Lo dice con grandissima cautela, «ragionando per ipotesi» e ricorrendo alle arti diplomatiche. Ma il senso è chiaro.
«Io sono il leader di un partito politico che sostiene il governo – avverte Saverio Romano -. Con numeri diversi cambierebbe la maggioranza». I «numeri diversi» a cui il ministro dell’Agricoltura allude sono quelli di una eventuale sfiducia contro di lui. Un caso che nella storia italiana ha un solo precedente: Filippo Mancuso, l’ex Guardasigilli sfiduciato nel 1995 e morto nel maggio scorso a 88 anni.
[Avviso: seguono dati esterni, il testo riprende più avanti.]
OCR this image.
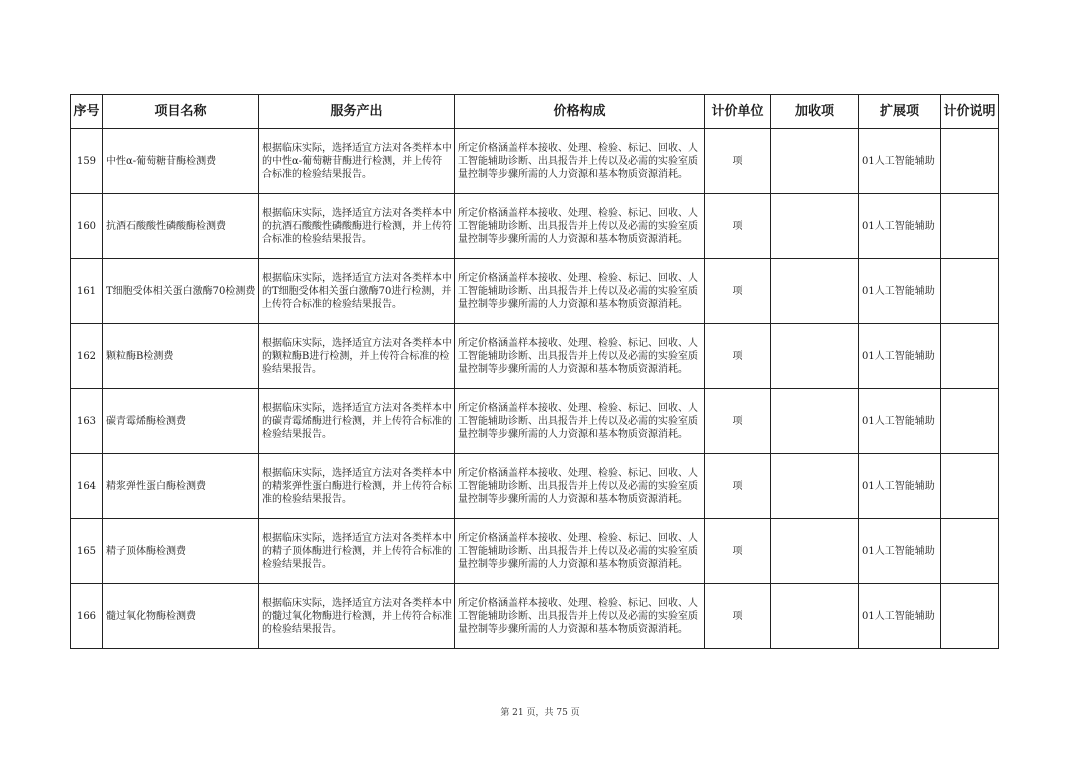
序号	项目名称	服务产出	价格构成	计价单位	加收项	扩展项	计价说明
159	中性α-葡萄糖苷酶检测费	根据临床实际，选择适宜方法对各类样本中的中性α-葡萄糖苷酶进行检测，并上传符合标准的检验结果报告。	所定价格涵盖样本接收、处理、检验、标记、回收、人工智能辅助诊断、出具报告并上传以及必需的实验室质量控制等步骤所需的人力资源和基本物质资源消耗。	项		01人工智能辅助	
160	抗酒石酸酸性磷酸酶检测费	根据临床实际，选择适宜方法对各类样本中的抗酒石酸酸性磷酸酶进行检测，并上传符合标准的检验结果报告。	所定价格涵盖样本接收、处理、检验、标记、回收、人工智能辅助诊断、出具报告并上传以及必需的实验室质量控制等步骤所需的人力资源和基本物质资源消耗。	项		01人工智能辅助	
161	T细胞受体相关蛋白激酶70检测费	根据临床实际，选择适宜方法对各类样本中的T细胞受体相关蛋白激酶70进行检测，并上传符合标准的检验结果报告。	所定价格涵盖样本接收、处理、检验、标记、回收、人工智能辅助诊断、出具报告并上传以及必需的实验室质量控制等步骤所需的人力资源和基本物质资源消耗。	项		01人工智能辅助	
162	颗粒酶B检测费	根据临床实际，选择适宜方法对各类样本中的颗粒酶B进行检测，并上传符合标准的检验结果报告。	所定价格涵盖样本接收、处理、检验、标记、回收、人工智能辅助诊断、出具报告并上传以及必需的实验室质量控制等步骤所需的人力资源和基本物质资源消耗。	项		01人工智能辅助	
163	碳青霉烯酶检测费	根据临床实际，选择适宜方法对各类样本中的碳青霉烯酶进行检测，并上传符合标准的检验结果报告。	所定价格涵盖样本接收、处理、检验、标记、回收、人工智能辅助诊断、出具报告并上传以及必需的实验室质量控制等步骤所需的人力资源和基本物质资源消耗。	项		01人工智能辅助	
164	精浆弹性蛋白酶检测费	根据临床实际，选择适宜方法对各类样本中的精浆弹性蛋白酶进行检测，并上传符合标准的检验结果报告。	所定价格涵盖样本接收、处理、检验、标记、回收、人工智能辅助诊断、出具报告并上传以及必需的实验室质量控制等步骤所需的人力资源和基本物质资源消耗。	项		01人工智能辅助	
165	精子顶体酶检测费	根据临床实际，选择适宜方法对各类样本中的精子顶体酶进行检测，并上传符合标准的检验结果报告。	所定价格涵盖样本接收、处理、检验、标记、回收、人工智能辅助诊断、出具报告并上传以及必需的实验室质量控制等步骤所需的人力资源和基本物质资源消耗。	项		01人工智能辅助	
166	髓过氧化物酶检测费	根据临床实际，选择适宜方法对各类样本中的髓过氧化物酶进行检测，并上传符合标准的检验结果报告。	所定价格涵盖样本接收、处理、检验、标记、回收、人工智能辅助诊断、出具报告并上传以及必需的实验室质量控制等步骤所需的人力资源和基本物质资源消耗。	项		01人工智能辅助	
第 21 页，共 75 页
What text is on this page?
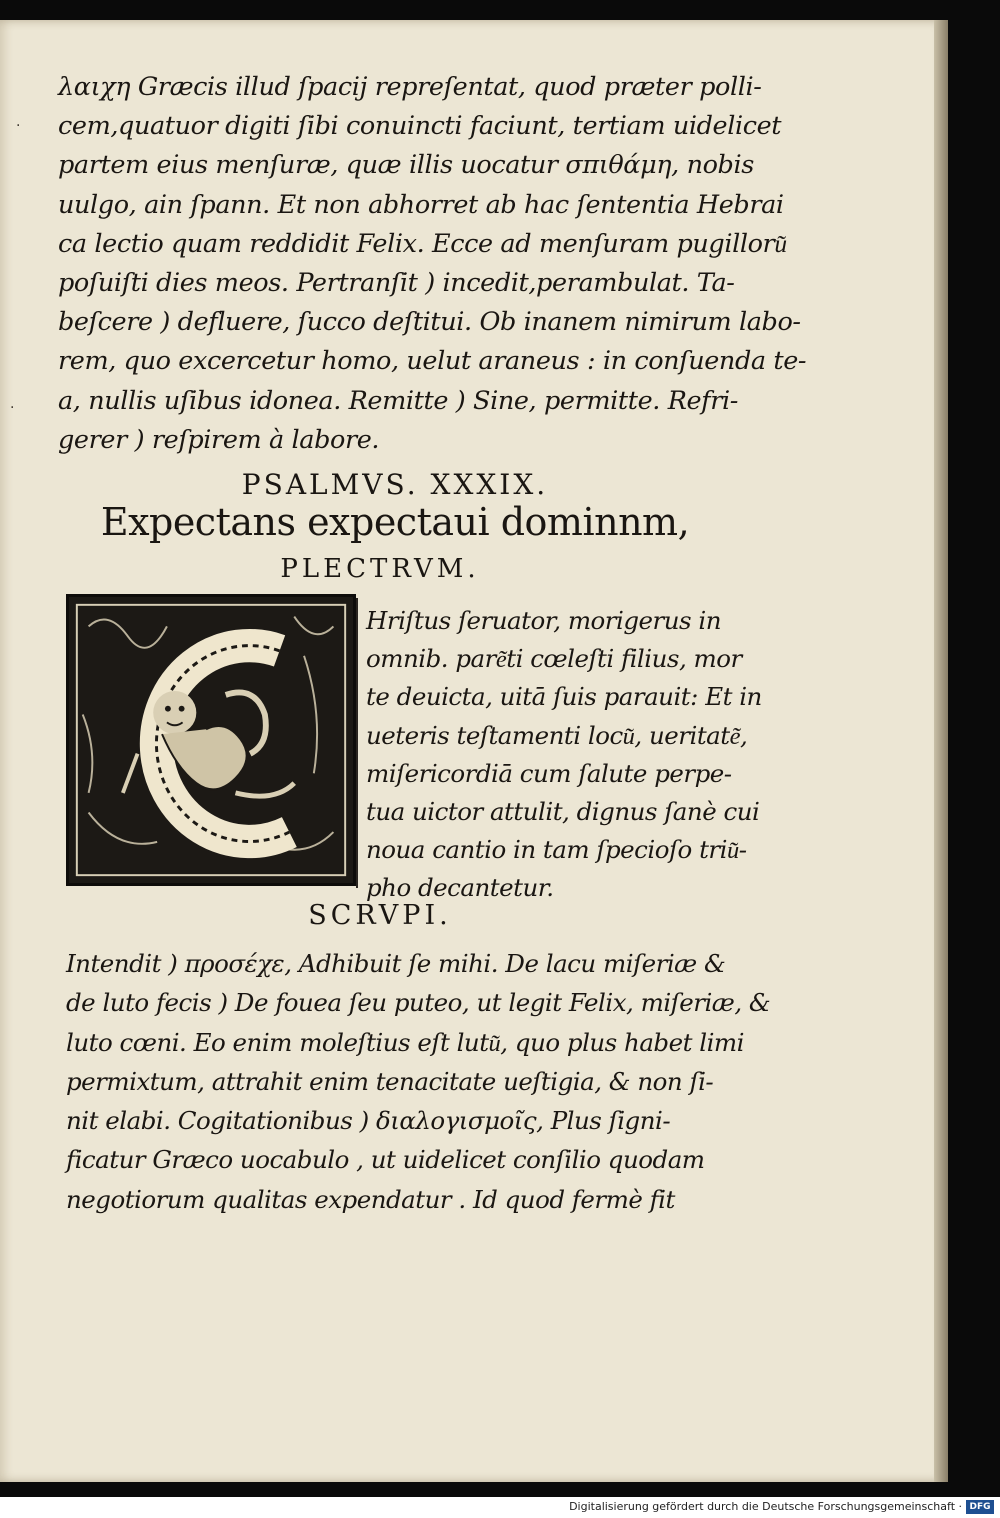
·
·
λαιχη Græcis illud ſpacij repreſentat, quod præter polli-
cem,quatuor digiti ſibi conuincti faciunt, tertiam uidelicet
partem eius menſuræ, quæ illis uocatur σπιθάμη, nobis
uulgo, ain ſpann. Et non abhorret ab hac ſententia Hebrai
ca lectio quam reddidit Felix. Ecce ad menſuram pugilloru͂
poſuiſti dies meos. Pertranſit ) incedit,perambulat. Ta-
beſcere ) defluere, ſucco deſtitui. Ob inanem nimirum labo-
rem, quo excercetur homo, uelut araneus : in conſuenda te-
a, nullis uſibus idonea. Remitte ) Sine, permitte. Refri-
gerer ) reſpirem à labore.
PSALMVS. XXXIX.
Expectans expectaui dominnm,
PLECTRVM.
Hriſtus ſeruator, morigerus in
omnib. pare͂ti cœleſti filius, mor
te deuicta, uitā ſuis parauit: Et in
ueteris teſtamenti locu͂, ueritate͂,
miſericordiā cum ſalute perpe-
tua uictor attulit, dignus ſanè cui
noua cantio in tam ſpecioſo triu͂-
pho decantetur.
SCRVPI.
Intendit ) προσέχε, Adhibuit ſe mihi. De lacu miſeriæ &
de luto fecis ) De fouea ſeu puteo, ut legit Felix, miſeriæ, &
luto cœni. Eo enim moleſtius eſt lutu͂, quo plus habet limi
permixtum, attrahit enim tenacitate ueſtigia, & non ſi-
nit elabi. Cogitationibus ) διαλογισμοῖς, Plus ſigni-
ficatur Græco uocabulo , ut uidelicet conſilio quodam
negotiorum qualitas expendatur . Id quod fermè fit
Digitalisierung gefördert durch die Deutsche Forschungsgemeinschaft · DFG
Romano dunque non si dimette. E rilancia. Parla delle missioni che lo attendono tra la Cina e l’India e rivendica i risultati del suo primo semestre. Sulla sua testa pende come una spada la mozione di sfiducia ad personam eppure lui si dice «ottimista». La possibilità che la Camera voti le dimissioni non è «un evento nel novero delle cose possibili». L’ex centrista che un anno fa tagliò i ponti con Casini per entrare in maggioranza alla guida del Pid, quattro preziosi voti, è imputato per concorso in associazione mafiosa e rischia di essere rinviato a processo. E così convoca i giornalisti e chiede di essere giudicato per le sue azioni politiche.
La sfiducia presentata dal Pd e appoggiata da terzo polo e Idv sarà messa ai voti il 28 settembre. Romano non ha paura, nella manica sente di avere tre assi. Il primo è Berlusconi, che gli ha rinnovato «stima e fiducia». Il secondo è Bossi, il quale non lo ama però lo ha rassicurato sulla lealtà della Lega per bocca di Marco Reguzzoni: «Bocceremo la sfiducia». E il terzo asso è il regolamento della Camera. Il «verdetto» infatti non avverrà a scrutinio segreto, bensì a voto palese e per appello nominale, come per la fiducia al governo. È questa la differenza sostanziale con Marco Milanese, che ha scampato l’arresto per sei voti. Nel caso di Romano i deputati dovranno metterci la faccia, il che neutralizza i franchi tiratori.
Eppure il tema di un passo indietro «di responsabilità» non è tabù. Nei giorni scorsi tra i deputati di Pdl, Lega e «responsabili» la questione rimbalzava in questi termini: se lasciasse il posto, il governo avrebbe un (grosso) problema in meno. Non solo. La sua poltrona fa gola a tanti, la Lega ci ha rinunciato malvolentieri e certo non disdegnerebbe di ricollocarci uno dei suoi. Romano lo sa e, come è nel suo stile, ci scherza su: «Posso escludere che un ministero così ambito non possa essere accarezzato nei sogni di qualche parlamentare? Sta nelle cose. Ma la sfiducia è una cosa che non si realizzerà». Perché non lascia? «Mai nessuno mi ha chiesto di dimettermi, ho ricevuto solo incoraggiamenti».
Il libro intervista La mafia addosso , in cui spiega che i sospetti sui rapporti con Cosa nostra sono per lui «come una maglietta fradicia di sudore», è fresco di stampa. E adesso Romano, nei panni dell’avvocato di se stesso, prova a rafforzare la sua posizione con una dettagliata «relazione programmatica» sull’attività dell’Agricoltura dal 23 marzo al 23 settembre. Da quando è diventato ministro col disappunto del Quirinale (era già indagato), si è dato da fare per la terra ai giovani e l’etichettatura dei prodotti alimentari, il contrasto alle frodi e la pesca marittima, gli ogm e il tabacco italiano, il vino e i fondi comunitari… E ora, a colpi di dati e tabelle, conta di suffragare la sua tesi di fondo: «La sfiducia è una vicenda paradossale. Devo rispondere non per fatti inerenti a una attività politica, ma alla mia qualità di persona. E parliamo di vicende che risalgono a otto anni fa e che non possono inficiare l’attività svolta». Tra i fedelissimi di Romano c’è chi guarda con sospetto a Forza del Sud, ma lui smentisce: «Con Micciché ho un ottimo rapporto». La partita si giocherà sulle assenze. Alcuni leghisti potrebbero lasciare vuoti i loro scranni e così qualche esponente del Pdl, che già dovrà scontare la mancanza di Alfonso Papa (in carcere) e di Pietro Franzoso, gravemente infortunato. L’opposizione non ha i numeri, ma in giorni di tensioni fortissime nulla è scontato. Antonio Buonfiglio, uscito da Fli per entrare nel gruppo misto, ammette: «Non ho deciso». E Mimmo Scilipoti, che milita nel gruppo dei «responsabili» fondato proprio da Romano, prende tempo: «Giudicherò secondo coscienza, dopo aver letto il libro e le carte giudiziarie».